Abstract
Background: Hemophilia A(HA) is an X-linked recessive coagulation disorder associated with factor VIII (F8) gene mutation. F8 gene mutation analysis is important for confirming the diagnosis, understanding genotype-phenotype correlations, and genetic counseling and family studies. According to the Korea Hemophilia Foundation (KHF) registry, a total of 1,835 patients with hemophilia A were recorded in Korea in 2024. Among them, 71% have severe disease, 15% had moderate disease, and 14% had mild disease. There is a lack of large-scale genomic data on HA in the Korean population. The purpose of this study is to identify causative mutations in the F8 gene in Korean patients with HA and to correlate mutation types with disease severity and the risk of inhibitor development.
Methods: HA was diagnosed based on factor VIII (FVIII) activity. Severe HA was defined as FVIII activity less than 1%, moderate HA as 1-5%, and mild HA as FVIII activity between 5% and 40%. The Bethesda assay was used to determine the presence of an inhibitor. A positive history of FVIII inhibitor was defined as >0.6 Bethesda units (BU) on two separate occasions, and a high-titre inhibitor was defined as > 5 BU. Molecular analysis of the F8 gene was performed using a combination of techniques, including long-distance inversion PCR (for intron 1 and 22), direct F8 gene sequencing, next-generation sequencing (NGS), and the multiplex ligation-dependent probe amplification (MLPA) method.
Results: A total of 926 Korean patients with severe HA, representing over 50% of patients with HA in Korea, were enrolled in this study from 15 medical centers across the country. Among them, 17 were female: 13 had mild HA, 2 had moderate disease, and the remaining 2 had severe disease. Pathogenic mutations were identified in 902 patients. Among them, 11 patients carried more than two types of pathogenic mutations, and in 24 patients, no causative mutation was identified. Mutation analysis revealed that missense mutations were the most common (33%), followed by intron 22 inversion (29%), frameshift mutations (15%), nonsense mutations (12%), large deletion (4%), and splicing mutations (3%). Disease severity was correlated with mutation type: most of patients with large deletions (100%), intron 22 or intron 1 inversions (99%), frameshift mutations (96%), and nonsense mutations (97%) had severe disease, whereas 84 % of those with splicing mutations and only 42% of patients with missense mutations had severe disease. A total of 181 patients (20%) developed FVIII inhibitors at least once, and high-titre inhibitors were observed in 86 patients (9.2%). The risk of developing FVIII inhibitors in patients with intron 22 inversion was 22%, highest among those with large deletions (58%) and lowest among those with missense mutations (12%). Interestingly, only 18% of patients with more than two pathogenic mutations, including large deletions, developed FVIII inhibitors.
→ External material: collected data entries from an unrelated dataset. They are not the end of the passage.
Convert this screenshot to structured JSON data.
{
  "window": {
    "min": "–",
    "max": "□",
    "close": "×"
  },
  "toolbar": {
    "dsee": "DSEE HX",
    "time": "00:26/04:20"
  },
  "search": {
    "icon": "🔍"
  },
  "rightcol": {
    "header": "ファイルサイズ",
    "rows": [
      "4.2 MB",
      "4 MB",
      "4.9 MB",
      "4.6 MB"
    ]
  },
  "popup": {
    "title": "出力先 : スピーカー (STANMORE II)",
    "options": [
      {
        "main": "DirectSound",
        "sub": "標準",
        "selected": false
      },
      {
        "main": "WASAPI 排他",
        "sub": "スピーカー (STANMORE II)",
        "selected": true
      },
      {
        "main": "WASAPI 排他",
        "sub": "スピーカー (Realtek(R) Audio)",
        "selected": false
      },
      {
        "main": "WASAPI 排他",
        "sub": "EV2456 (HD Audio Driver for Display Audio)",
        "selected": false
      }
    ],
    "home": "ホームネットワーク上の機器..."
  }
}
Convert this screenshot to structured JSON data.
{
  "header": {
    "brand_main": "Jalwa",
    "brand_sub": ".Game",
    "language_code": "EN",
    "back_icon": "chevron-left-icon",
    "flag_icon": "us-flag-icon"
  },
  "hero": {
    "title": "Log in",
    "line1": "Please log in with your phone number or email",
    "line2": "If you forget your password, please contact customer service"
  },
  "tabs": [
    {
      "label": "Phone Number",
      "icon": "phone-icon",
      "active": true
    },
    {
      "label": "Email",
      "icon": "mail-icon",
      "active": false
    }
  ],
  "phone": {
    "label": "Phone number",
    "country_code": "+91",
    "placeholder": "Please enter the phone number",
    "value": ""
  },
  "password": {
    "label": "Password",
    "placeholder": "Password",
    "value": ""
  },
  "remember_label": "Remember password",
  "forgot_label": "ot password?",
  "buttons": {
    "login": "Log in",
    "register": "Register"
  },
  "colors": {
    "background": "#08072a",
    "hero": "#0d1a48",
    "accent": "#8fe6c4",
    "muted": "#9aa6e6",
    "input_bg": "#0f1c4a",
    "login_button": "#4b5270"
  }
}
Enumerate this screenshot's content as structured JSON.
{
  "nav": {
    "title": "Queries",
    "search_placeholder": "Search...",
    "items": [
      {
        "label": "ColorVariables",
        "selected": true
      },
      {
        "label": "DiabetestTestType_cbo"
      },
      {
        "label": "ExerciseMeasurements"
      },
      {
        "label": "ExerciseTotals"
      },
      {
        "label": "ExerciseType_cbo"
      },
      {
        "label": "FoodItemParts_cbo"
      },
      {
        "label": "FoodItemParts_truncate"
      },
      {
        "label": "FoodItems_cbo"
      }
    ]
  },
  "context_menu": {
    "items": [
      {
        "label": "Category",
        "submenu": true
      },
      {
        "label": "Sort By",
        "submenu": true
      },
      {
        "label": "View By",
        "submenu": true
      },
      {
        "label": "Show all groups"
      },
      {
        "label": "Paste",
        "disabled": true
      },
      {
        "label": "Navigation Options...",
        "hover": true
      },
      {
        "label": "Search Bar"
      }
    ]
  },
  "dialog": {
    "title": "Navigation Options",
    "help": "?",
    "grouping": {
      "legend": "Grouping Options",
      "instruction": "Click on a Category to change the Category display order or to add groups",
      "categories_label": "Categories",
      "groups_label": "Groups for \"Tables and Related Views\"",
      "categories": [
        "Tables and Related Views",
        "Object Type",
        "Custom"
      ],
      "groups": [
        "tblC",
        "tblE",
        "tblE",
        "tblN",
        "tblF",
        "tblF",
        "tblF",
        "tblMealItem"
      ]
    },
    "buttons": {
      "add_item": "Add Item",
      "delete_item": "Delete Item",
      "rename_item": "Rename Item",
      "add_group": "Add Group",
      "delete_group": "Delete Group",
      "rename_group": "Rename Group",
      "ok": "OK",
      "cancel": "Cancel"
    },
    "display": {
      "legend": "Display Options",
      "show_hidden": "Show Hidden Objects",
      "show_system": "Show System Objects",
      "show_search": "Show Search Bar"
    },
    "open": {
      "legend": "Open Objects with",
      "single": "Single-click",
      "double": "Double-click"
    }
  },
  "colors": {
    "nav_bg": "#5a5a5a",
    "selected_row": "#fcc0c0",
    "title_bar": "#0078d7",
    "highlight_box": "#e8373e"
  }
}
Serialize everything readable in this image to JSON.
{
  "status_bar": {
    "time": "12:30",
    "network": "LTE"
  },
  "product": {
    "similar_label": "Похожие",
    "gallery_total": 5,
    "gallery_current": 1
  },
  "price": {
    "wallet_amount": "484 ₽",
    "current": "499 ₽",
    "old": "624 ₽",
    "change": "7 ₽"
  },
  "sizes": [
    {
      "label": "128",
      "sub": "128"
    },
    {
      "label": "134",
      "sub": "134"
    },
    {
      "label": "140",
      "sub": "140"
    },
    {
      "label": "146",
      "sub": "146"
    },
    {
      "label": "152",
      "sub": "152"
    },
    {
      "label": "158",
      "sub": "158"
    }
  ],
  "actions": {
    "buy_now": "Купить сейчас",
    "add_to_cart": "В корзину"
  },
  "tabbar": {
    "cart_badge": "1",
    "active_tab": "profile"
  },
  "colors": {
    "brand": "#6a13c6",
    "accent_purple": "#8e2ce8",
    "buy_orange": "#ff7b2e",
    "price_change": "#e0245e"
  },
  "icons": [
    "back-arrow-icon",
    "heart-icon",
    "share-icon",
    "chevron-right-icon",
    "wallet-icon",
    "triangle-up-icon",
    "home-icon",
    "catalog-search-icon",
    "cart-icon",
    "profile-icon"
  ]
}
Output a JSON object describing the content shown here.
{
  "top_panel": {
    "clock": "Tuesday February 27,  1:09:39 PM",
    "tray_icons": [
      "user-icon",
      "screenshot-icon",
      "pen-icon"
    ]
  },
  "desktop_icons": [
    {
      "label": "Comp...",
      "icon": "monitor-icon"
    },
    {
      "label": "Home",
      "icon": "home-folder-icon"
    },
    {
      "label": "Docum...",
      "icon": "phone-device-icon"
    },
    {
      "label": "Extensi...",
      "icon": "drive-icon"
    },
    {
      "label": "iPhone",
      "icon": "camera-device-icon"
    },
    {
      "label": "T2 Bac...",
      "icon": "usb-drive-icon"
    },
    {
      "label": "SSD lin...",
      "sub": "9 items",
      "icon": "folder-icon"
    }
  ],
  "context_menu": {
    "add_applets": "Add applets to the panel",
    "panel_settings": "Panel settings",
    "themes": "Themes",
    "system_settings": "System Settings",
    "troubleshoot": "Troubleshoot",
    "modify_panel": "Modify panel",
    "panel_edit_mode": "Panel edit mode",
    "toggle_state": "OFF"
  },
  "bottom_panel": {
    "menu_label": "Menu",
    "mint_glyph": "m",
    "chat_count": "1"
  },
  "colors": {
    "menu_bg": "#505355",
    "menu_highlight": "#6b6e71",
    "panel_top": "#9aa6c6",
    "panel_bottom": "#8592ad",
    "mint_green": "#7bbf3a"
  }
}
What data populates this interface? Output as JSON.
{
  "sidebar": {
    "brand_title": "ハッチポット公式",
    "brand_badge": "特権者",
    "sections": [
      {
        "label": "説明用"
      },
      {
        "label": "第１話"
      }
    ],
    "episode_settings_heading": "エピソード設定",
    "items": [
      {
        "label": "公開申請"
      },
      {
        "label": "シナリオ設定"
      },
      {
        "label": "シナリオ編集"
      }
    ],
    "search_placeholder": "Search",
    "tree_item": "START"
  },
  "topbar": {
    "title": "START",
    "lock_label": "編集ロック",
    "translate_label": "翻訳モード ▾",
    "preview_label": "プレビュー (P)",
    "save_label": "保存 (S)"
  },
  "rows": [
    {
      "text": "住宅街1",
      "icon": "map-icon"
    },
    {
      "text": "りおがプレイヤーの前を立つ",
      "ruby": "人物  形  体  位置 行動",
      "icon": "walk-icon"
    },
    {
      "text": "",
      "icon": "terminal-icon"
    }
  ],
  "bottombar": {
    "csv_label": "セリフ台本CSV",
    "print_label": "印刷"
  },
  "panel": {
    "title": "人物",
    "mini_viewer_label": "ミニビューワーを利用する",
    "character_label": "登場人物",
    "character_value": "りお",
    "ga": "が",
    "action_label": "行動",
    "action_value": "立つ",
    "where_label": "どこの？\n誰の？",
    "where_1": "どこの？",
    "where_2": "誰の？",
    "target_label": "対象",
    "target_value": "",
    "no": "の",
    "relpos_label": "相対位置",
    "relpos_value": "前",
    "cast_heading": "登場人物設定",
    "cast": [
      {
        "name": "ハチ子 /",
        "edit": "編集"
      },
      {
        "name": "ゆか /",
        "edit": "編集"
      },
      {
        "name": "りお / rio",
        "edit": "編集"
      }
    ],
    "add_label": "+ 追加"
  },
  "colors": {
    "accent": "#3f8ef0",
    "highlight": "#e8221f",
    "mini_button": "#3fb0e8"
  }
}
Conclusions: This study is the first to provide large-scale genetic data on Korean patients with HA. Molecular diagnostic strategies, including Sanger sequencing, NGS, inversion analysis, and dosage analysis using MLPA, identified causative mutations in the majority of patients. The type of F8 gene mutation was a strong predictor of the clinical phenotype. Both disease severity and the risk of developing FVIII inhibitors were associated with mutation type. These findings are expected to enhance genetic counseling and medical care for HA patients in Korea.